Fabian: And because of the feel… everyone knows games like chess, pool, things like that. They feel good.
There are ideas I have for T-Mechs where my inspiration came from The Wonderful 101 ’cause I’m a mad fan of Platinum Games.
Fabian: The one I haven’t played yet everyone says “Dude, you have to” about is Nier: Automata.
Brenden: It’s solid. It’s absolutely solid.
Fabian: I heard it’s not so much more about the action but more about the story, the whole existential…
There’s a lot of deep philosophical stuff and I’d love to get into that, but I guess right now I’m in a place where…
Brenden: You’d rather think about the mechanics than the story.
Fabian: Yeah. I’ve always been a really big proponent for narrative in games.
I grew up reading a lot of books.
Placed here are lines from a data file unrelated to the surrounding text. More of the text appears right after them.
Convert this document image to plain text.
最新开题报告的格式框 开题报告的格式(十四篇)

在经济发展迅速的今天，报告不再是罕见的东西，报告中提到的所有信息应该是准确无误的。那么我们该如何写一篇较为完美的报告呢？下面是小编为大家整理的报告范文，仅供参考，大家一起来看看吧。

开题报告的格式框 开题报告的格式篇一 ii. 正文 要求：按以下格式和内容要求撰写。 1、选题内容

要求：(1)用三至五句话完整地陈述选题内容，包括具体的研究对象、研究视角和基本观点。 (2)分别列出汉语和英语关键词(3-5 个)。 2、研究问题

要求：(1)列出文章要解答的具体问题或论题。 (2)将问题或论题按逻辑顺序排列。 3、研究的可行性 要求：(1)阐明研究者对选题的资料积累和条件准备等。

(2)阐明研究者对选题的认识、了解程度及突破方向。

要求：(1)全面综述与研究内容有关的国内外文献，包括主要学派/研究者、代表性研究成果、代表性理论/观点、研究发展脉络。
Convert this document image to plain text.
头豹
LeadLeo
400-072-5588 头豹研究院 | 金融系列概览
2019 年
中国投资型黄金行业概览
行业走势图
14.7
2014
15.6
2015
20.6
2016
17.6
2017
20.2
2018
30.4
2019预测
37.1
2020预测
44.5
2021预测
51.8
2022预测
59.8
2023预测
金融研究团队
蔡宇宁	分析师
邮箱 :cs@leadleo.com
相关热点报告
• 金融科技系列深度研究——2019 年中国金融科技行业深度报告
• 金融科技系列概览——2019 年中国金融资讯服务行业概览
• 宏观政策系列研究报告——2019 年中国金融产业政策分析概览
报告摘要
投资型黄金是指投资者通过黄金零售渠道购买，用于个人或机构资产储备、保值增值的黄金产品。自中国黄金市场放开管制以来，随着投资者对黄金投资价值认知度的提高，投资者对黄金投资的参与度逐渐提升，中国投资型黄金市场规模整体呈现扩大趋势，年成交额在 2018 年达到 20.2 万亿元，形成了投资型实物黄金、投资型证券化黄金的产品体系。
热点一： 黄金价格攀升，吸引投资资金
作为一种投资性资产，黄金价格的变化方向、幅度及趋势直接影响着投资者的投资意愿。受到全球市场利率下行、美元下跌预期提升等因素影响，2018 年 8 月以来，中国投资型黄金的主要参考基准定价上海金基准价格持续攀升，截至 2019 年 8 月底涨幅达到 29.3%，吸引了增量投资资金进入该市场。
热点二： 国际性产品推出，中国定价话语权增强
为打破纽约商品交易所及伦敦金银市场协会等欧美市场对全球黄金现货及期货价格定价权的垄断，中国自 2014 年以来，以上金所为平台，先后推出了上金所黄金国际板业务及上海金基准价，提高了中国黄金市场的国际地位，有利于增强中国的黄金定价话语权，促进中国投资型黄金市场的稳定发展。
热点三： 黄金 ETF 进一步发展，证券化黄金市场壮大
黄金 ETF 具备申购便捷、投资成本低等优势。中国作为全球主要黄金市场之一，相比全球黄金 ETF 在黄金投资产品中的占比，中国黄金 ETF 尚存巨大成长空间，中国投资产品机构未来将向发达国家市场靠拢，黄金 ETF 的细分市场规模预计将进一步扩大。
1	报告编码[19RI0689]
I used to love sci-fi and fantasy. When I got into gaming I found that it was such a great medium for narrative. When I started getting into the game development side, I started to notice the little nuance of development and go “Wow, that mechanic is really clever to represent this”, or T”hat piece of environmental storytelling that I probably never would have noticed is very obvious to me now.”
Platinum is a massive influence on me. I loved them even when they were Clover. One of the most underrated games from when they were Clover: God Hand.
It is borderline impenetrable when you start, but then you get into it and you start to develop your combos and you start to see how off the wall the game is, you really appreciate it for what it is.
Brenden: It’s on my list to play, but I know I’ve got it.
Fabian: Another one that I loved at the time was Viewtiful Joe. Both of them, great inspirations, led into the Platinum years, led to my inspiration for T-Mechs.
The combat feels great and because that was the feedback that we were getting, I said “Okay, we’re pouring all of our attention into this because this needs to be refined. This can be great.”
Brenden: It was one of the funnest things I’ve played in quite a while, actually.
Fabian: As bare bones as it is, right?
Fabian: You look at that and you go “You couldn’t release that as a AAA, or even as an indie release right now.” There’s too many broken bits. Through my eyes, I look at it and go “Level design is terrible, some of the aesthetic stuff needs to be fixed, textures need to be fixed, models need to be remodeled.” I look at all this and see that it’s broken. But the basic formula is there.